Doctor of Education (Ed.D.) in Educational Leadership: Curriculum and Instruction

Department

Curriculum & Instruction

Physical Description

1 online resource (viii, 139 pages)

Subjects

Hispanic American students -- Education (Secondary), English language -- Study and teaching (Secondary) -- Spanish speakers, Affective education, School environment

DOI

10.15760/etd.2206

Abstract

The US Department of Education projects that by the year 2030 the total English Learner (EL) population in US schools will exceed 40 percent. Currently, by the time ELs make it to high school, after 6 or more years in English Language Development (ELD) programs, the majority (59 percent), are Long Term English Learners (LTEL).
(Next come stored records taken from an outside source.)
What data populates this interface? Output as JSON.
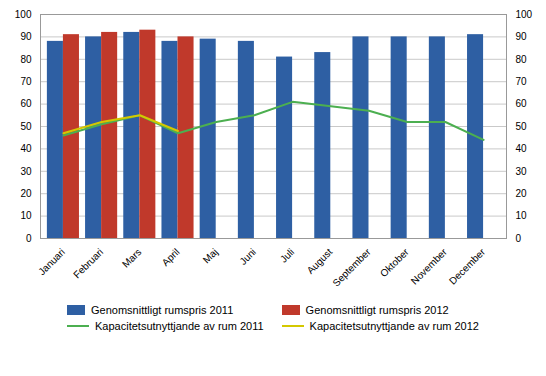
{
  "chart_data": {
    "type": "bar",
    "categories": [
      "Januari",
      "Februari",
      "Mars",
      "April",
      "Maj",
      "Juni",
      "Juli",
      "August",
      "September",
      "Oktober",
      "November",
      "December"
    ],
    "series": [
      {
        "name": "Genomsnittligt rumspris 2011",
        "type": "bar",
        "color": "#2e5fa3",
        "values": [
          88,
          90,
          92,
          88,
          89,
          88,
          81,
          83,
          90,
          90,
          90,
          91
        ]
      },
      {
        "name": "Genomsnittligt rumspris 2012",
        "type": "bar",
        "color": "#c0392b",
        "values": [
          91,
          92,
          93,
          90,
          null,
          null,
          null,
          null,
          null,
          null,
          null,
          null
        ]
      },
      {
        "name": "Kapacitetsutnyttjande av rum 2011",
        "type": "line",
        "color": "#4caf50",
        "axis": "y2",
        "values": [
          46,
          51,
          55,
          47,
          52,
          55,
          61,
          59,
          57,
          52,
          52,
          44
        ]
      },
      {
        "name": "Kapacitetsutnyttjande av rum 2012",
        "type": "line",
        "color": "#d4c800",
        "axis": "y2",
        "values": [
          47,
          52,
          55,
          48,
          null,
          null,
          null,
          null,
          null,
          null,
          null,
          null
        ]
      }
    ],
    "ylim": [
      0,
      100
    ],
    "yticks": [
      0,
      10,
      20,
      30,
      40,
      50,
      60,
      70,
      80,
      90,
      100
    ],
    "y2lim": [
      0,
      100
    ],
    "y2ticks": [
      0,
      10,
      20,
      30,
      40,
      50,
      60,
      70,
      80,
      90,
      100
    ],
    "grid": true,
    "legend": "bottom"
  }
}
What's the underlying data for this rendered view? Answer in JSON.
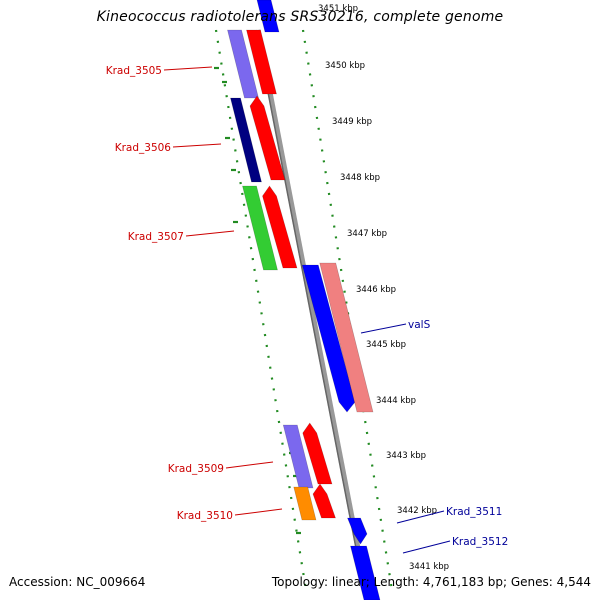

LTEL students represent a variety of ethnicities and language groups, but the focus of this qualitative study is LTEL students who identify as Latino LTEL. The purpose of this qualitative study was to describe and explain recently graduated Latino LTEL's perceptions of the impact of their school's culture on their academic and affective acculturation. As schools look to improve the educational outcome of Latino EL, listening to voices of former LTEL as they share their high school experiences can provide insights into ways to support the affective learning needs, academic success, and acculturation of Latino EL. Through 10 in-depth interviews with former Latino LTEL and employing qualitative coding analysis, this research explored and analyzed recently graduated Latino EL's perceptions of the impact of school culture on their academic acculturation. Even though schools have for many years attempted to address the needs of their linguistically diverse students, the results of this study indicate that the participants' high schools did not do enough to support their academic and affective learning needs. This lack of support impacted participants' self-perceptions of themselves as learners. To bridge Latino LTEL acculturative gaps, the findings support the need for school cultures to address the affective learning needs of their bi-cultural and Latino EL.